Siklus Carnot: Efisiensi Mesin Maksimum yang Mungkin

1 · Memprediksi

Mesin Carnot membawa gas melalui 4 kaki (ekspansi isotermal, ekspansi adiabatik, kompresi isotermal, kompresi adiabatik) kembali ke keadaan awalnya.
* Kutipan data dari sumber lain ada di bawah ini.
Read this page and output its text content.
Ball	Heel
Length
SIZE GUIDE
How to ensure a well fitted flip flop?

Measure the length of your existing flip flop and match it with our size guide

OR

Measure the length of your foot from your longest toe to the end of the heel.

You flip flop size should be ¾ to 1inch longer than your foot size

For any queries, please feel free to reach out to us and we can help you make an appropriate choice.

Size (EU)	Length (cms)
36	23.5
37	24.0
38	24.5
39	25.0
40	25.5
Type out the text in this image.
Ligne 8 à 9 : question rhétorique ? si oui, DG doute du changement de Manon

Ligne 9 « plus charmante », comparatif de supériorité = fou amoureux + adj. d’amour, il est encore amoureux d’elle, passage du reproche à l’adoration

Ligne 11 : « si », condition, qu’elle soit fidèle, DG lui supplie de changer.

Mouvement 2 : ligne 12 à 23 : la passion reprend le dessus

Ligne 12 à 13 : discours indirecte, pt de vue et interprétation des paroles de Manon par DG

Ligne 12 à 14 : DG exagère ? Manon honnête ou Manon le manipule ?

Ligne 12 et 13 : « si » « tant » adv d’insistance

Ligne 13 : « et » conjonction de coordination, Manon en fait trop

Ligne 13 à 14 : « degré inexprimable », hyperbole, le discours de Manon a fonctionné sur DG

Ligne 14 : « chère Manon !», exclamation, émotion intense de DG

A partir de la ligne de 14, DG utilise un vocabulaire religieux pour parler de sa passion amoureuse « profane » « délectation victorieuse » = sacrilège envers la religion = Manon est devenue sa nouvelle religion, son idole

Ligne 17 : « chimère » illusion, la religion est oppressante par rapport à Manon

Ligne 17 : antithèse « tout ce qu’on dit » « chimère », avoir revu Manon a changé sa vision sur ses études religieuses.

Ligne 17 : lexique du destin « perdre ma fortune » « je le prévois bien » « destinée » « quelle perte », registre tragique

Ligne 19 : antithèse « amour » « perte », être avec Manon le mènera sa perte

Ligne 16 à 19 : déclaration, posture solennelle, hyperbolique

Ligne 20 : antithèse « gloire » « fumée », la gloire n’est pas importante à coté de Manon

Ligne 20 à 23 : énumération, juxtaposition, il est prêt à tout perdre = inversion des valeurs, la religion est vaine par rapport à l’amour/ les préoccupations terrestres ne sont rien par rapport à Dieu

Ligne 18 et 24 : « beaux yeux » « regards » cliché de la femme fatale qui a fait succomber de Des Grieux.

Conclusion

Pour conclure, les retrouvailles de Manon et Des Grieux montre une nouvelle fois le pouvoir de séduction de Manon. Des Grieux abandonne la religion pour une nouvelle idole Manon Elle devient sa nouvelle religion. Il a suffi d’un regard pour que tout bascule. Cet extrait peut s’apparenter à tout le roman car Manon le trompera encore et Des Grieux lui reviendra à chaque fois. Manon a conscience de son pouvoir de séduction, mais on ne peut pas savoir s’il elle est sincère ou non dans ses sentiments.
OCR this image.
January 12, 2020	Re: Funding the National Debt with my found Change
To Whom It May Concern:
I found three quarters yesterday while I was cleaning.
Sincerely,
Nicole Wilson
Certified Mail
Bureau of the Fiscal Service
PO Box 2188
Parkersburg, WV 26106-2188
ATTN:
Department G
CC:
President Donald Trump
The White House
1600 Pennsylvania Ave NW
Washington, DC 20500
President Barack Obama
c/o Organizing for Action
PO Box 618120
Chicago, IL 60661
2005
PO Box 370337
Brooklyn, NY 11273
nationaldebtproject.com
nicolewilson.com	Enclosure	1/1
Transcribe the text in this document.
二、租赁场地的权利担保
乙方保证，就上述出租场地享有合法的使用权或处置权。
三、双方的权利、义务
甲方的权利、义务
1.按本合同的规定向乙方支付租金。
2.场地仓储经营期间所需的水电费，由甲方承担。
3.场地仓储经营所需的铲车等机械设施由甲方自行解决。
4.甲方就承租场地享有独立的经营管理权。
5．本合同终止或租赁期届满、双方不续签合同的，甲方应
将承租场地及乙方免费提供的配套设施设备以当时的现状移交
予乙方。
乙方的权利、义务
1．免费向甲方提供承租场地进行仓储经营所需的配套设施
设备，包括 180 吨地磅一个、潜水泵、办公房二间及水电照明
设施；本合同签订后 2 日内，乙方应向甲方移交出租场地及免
Apakah energi dalam gas berubah dalam satu siklus penuh?

2 · Pengaturan

  1. Buka preset siklus carnot dan tekan Reset. 1 mol argon (f = 3) berputar antara reservoir panas 600 K dan reservoir dingin 300 K.
  2. Aktifkan pembacaan pekerjaan per kaki.
  3. Untuk setiap bagian siklus (1 sampai 4), bacalah volume target bagian tersebut dan usaha yang dilakukan oleh gas pada bagian tersebut.

3 · Kumpulkan Data

Nomor kakiVolume target kaki V (L)Usaha yang dilakukan dengan gas pada kaki ini (J)
1
2
3
4

Buat sketsa diagram P-V untuk keempat kaki, tandai apakah masing-masing kaki isotermal atau adiabatik dan apakah gas melakukan kerja positif atau negatif.

4 · Analisis

  1. Tambahkan nilai kerja kaki 4 Anda. Bandingkan totalnya dengan nR(Th − Tc)·ln(2) (kira-kira, untuk rasio volume siklus ini), dan bandingkan efisiensi siklus η = W_net/Qin dengan nilai Carnot η_c = 1 − Tc/Th = 1 − 300 /600 = 0.5 .
  2. Dua kaki mempunyai kerja positif (ekspansi) dan dua kaki mempunyai kerja negatif (kompresi). Jelaskan mengapa kerja *bersih* selama satu siklus penuh masih positif, sehingga menjadikannya mesin panas dan bukan putaran tanpa melakukan apa pun.

5 · Perluas

  1. Tidak ada mesin nyata yang beroperasi antara dua suhu reservoir yang sama yang dapat mengalahkan efisiensi Carnot. Jelaskan, dengan menggunakan η_c = 1 − Tc/Th, mengapa sebuah mesin dapat mencapai efisiensi 100% hanya jika Tc = 0 K — secara fisik tidak dapat dijangkau.
  2. Siklus Carnot dibangun seluruhnya dari langkah-langkah yang dapat dibalik (isotermal dan adiabatik, keduanya diidealkan sebagai sangat lambat). Jelaskan mengapa mesin sebenarnya, yang pasti memiliki gesekan dan perpindahan panas berkecepatan terbatas, tidak akan pernah dapat mencapai efisiensi ideal ini.

Fisika di Balik Eksperimen Ini

Efisiensi Carnot

Efisiensi maksimum yang mungkin dari setiap mesin kalor yang beroperasi antara reservoir panas Th dan reservoir dingin Tc hanya bergantung pada rasio temperaturnya: η_c = 1 − Tc/Th.